As reported in the Raw Story, men who ate a chocolate bar each week could lower their stroke risk by 17 percent. More chocolate has even more benefits. Every increase in consumption of 50 grams per week, further reduced risk of stroke by 14 percent, according to the study.
The research, reported in the latest edition of Neurology, the journal of the American Academy of Neurology, was done on a group of 37,103 Swedish men who submitted their chocolate consumption via survey. This information was compared against hospital records. Further, the lead scientist, Susanna Larsson of the Karolinska Institute in Sweden, compared the results against 5 other similar studies, and found similar results.
Larsson said the benefits of chocolate come from flavonoids—epicatechins, catechins, and procyanidins in particular. These compounds can reportedly “reduce blood stickiness” to prevent clotting. Also, they help the arterial system manage changes in pressure and decrease bad cholesterol in the blood. Chocolate is also among the top antioxidant rich foods, giving even more great reason to consume the food.
A healthy diet and regular exercise are crucial (and even more effective at protecting against strokes). But a little chocolate may help too.
Usually, we follow up any study like this with something like: stick to dark chocolate. But with this particular study, the benefits were found in milk chocolate (which accounts for about 90% of the chocolate intake in Sweden). Larsson cautions, however, that because milk chocolate is higher in sugar, it should be consumed in moderation. Dark chocolate is the preferable choice, though.

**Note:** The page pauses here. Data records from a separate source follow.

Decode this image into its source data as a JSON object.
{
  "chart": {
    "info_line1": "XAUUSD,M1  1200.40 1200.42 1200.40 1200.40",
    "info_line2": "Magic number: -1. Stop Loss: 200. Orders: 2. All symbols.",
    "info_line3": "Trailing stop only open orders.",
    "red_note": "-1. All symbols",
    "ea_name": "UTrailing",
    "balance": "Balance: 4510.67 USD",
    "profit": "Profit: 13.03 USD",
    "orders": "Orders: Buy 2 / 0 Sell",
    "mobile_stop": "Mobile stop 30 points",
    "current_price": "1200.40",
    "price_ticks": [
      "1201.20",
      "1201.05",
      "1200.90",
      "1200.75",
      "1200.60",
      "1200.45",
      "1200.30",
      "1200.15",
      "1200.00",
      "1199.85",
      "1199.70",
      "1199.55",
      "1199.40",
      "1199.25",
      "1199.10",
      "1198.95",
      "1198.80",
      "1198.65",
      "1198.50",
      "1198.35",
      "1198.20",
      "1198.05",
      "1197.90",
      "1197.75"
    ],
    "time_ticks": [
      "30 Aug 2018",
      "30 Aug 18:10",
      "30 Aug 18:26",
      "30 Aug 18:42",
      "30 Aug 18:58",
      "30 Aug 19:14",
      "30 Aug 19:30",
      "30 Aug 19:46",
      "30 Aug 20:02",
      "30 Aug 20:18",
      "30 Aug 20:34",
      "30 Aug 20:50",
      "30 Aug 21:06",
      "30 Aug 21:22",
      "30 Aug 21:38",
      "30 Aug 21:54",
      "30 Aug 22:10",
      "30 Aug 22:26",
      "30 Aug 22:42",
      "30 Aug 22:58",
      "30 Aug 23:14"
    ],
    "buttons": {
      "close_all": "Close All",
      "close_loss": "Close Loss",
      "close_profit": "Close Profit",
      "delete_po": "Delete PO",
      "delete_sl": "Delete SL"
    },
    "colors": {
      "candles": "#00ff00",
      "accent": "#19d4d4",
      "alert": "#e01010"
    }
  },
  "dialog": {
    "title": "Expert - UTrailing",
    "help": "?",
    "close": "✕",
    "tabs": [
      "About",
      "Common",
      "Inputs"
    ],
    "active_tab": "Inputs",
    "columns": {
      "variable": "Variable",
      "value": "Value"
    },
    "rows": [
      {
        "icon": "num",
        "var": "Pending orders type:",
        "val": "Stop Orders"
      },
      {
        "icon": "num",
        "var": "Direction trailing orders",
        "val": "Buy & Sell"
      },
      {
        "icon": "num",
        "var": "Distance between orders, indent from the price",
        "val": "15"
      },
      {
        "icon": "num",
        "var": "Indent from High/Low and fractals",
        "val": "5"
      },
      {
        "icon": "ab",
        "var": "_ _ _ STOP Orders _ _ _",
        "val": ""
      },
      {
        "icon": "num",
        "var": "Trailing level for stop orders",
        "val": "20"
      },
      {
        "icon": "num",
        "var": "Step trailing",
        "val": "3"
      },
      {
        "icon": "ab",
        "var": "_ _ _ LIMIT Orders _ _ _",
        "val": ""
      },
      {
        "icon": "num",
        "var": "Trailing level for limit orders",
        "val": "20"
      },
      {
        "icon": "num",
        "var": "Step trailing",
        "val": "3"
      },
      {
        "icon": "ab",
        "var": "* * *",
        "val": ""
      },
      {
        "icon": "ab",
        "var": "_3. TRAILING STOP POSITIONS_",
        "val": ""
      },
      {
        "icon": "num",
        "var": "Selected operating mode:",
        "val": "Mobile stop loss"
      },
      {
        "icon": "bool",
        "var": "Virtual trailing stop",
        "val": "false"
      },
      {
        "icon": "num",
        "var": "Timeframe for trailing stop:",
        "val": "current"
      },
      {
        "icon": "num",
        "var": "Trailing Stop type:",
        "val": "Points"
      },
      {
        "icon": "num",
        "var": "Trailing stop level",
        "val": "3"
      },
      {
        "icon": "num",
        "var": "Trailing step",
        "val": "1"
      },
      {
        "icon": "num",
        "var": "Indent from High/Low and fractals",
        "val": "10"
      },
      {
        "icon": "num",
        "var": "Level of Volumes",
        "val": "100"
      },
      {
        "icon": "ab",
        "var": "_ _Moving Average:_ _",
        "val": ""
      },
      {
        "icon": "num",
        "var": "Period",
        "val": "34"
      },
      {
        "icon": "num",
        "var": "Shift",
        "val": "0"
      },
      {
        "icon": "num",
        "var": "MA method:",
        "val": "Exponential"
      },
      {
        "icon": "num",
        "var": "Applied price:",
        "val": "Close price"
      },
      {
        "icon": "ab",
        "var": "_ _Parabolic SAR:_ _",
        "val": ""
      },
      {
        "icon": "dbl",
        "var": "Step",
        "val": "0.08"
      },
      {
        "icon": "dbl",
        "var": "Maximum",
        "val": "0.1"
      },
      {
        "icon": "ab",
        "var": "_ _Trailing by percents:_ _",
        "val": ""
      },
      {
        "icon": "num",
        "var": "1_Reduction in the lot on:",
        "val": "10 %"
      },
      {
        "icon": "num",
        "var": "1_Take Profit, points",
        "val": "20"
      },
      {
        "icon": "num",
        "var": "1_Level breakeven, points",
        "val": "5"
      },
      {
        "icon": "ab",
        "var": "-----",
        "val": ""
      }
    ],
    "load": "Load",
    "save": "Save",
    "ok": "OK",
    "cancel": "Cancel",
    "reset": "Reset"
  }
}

Some other reason to consume chocolate is to fight depression, cancer, and even promote healthy fat loss. In the study examining the fat-burning effects of chocolate consumption, researchers report that those who ate chocolate a few times per week were slimmer than those who ate it occasionally.
So, while both dark and milk chocolate may have stroke-prevention benefits, stick with a high quality chocolate—nothing with caramel, nougat, and crispies. We are in it for the chocolate—not the splurge! Additionally, only buy organic chocolate if possible, as genetically modified chocolate could consume as much as 70% of the global cocoa supply.